Apache Hadoop is a software framework for running applications on large clusters built of commodity hardware. Hadoop provides a distributed file-system and a parallel processing framework based on the Map-Reduce programming paradigm. I've contributed to Apache Hadoop full-time since the inception of the project in early 2006, over 5 years now. I am a long-term Hadoop Committer and a member of the Apache Hadoop Project Management Committee.
I am the Founder and Architect of the Hortonworks Inc., a software company that is helping to accelerate the development and adoption of Apache Hadoop. Hortonworks was formed by the key architects and core Hadoop committers from the Yahoo! Hadoop software engineering team in June 2011 in order to accelerate the development and adoption of Apache Hadoop. Funded by Yahoo! and Benchmark Capital, one of the preeminent technology investors, our goal is to ensure that Apache Hadoop becomes the standard platform for storing, processing, managing and analyzing big data.
Previously, I was the architect and lead of the Yahoo Hadoop Map-Reduce development team and was ultimately responsible, technically, for providing Hadoop Map-Reduce as a service for all of Yahoo - currently running on nearly 50,000 machines!
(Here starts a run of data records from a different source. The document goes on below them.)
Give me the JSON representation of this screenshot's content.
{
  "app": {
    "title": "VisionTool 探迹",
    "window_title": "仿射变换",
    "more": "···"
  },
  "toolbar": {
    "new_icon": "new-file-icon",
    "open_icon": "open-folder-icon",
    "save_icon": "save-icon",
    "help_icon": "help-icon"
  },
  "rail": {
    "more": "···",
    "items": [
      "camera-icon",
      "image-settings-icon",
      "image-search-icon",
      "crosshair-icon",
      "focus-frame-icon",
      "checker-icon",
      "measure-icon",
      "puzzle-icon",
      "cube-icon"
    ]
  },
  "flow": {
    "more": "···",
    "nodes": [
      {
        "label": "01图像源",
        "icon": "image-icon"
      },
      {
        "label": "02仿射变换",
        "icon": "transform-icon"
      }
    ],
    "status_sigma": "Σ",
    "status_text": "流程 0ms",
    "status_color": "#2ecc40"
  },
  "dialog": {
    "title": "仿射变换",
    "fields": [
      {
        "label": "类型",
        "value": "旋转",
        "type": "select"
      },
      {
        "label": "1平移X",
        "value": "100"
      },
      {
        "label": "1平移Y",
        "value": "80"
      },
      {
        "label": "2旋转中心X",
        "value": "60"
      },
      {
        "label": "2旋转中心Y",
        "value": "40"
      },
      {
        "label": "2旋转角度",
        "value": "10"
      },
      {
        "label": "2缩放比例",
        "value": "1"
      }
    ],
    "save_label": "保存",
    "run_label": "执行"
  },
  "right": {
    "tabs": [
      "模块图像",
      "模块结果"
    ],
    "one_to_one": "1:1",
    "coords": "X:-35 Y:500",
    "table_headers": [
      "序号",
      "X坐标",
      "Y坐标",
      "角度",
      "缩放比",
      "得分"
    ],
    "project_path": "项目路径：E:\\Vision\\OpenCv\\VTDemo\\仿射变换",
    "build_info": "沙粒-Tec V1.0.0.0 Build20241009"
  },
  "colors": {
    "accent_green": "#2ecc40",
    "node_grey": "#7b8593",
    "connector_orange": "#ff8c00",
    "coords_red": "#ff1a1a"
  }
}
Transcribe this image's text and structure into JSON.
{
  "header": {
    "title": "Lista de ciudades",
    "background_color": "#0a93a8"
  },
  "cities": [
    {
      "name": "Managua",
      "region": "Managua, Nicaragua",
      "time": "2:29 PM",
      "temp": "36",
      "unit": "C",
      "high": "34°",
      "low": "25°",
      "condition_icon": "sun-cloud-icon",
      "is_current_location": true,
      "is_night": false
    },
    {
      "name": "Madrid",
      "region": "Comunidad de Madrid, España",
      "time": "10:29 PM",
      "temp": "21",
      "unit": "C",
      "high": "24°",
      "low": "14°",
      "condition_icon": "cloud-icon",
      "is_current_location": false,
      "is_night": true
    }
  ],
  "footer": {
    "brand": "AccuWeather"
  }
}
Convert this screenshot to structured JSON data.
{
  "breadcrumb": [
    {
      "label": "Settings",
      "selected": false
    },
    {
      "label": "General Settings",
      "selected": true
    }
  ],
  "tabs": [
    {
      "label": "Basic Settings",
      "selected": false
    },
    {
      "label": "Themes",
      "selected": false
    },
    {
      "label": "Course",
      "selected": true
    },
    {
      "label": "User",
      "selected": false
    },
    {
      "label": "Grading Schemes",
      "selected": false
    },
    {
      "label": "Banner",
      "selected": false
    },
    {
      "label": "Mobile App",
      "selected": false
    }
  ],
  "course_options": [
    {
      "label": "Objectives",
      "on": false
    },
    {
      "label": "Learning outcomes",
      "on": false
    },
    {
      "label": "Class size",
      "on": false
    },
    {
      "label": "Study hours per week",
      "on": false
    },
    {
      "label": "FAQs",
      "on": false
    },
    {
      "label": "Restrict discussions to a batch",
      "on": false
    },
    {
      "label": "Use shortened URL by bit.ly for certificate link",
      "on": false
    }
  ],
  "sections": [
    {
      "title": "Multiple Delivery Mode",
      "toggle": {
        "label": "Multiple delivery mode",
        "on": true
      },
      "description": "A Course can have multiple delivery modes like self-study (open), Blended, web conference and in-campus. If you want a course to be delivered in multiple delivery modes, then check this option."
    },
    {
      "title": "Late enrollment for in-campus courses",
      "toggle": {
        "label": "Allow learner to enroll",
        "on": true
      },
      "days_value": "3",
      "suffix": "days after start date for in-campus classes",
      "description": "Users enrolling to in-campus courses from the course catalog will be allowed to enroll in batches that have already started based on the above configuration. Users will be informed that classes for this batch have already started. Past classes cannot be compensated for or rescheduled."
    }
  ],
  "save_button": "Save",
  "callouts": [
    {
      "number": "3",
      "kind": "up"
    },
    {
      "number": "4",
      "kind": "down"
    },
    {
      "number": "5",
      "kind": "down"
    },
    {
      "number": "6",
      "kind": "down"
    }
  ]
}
I've been a part of the Yahoo! Hadoop team from very, very early days - 5 years and pushing. I am really proud with what we have accomplished (we've gone from a single 20-node cluster to lots of clusters with ~4000 nodes each!), and excited to be really pushing the envelope further.
My responsibilities include architecture, planning, interfacing with everyone connected to Hadoop i.e. Platforms like Pig, QA, Operations, Program/Product & Solutions teams, Capacity planning for Hadoop grids i.e. hardware and queue/user management for Yahoo Hadoop grids.
I'm responsible for every bit of Hadoop Map-Reduce code and configuration which hits any of 50,000 of machines at Yahoo. I manage to eke out the time to hack on Hadoop too! It's a heady life!
I'm currently leading the effort to build the Next Generation Hadoop Map-Reduce framework.
I jointly hold the world data-sorting records (2009) by using Hadoop Map-Reduce: http://sortbenchmark.org/.
I've been a contributing to several open-source projects - Apache Hadoop, PHP (APC), Apache Pig etc.
I love challenging myself, being around smart people and learning from them. I've been in love with programming since early schoolboy days and can't think of anything better to do. I really enjoy the process of going from a blank-slate to a full-fleged system which accomplishes tangible, useful stuff.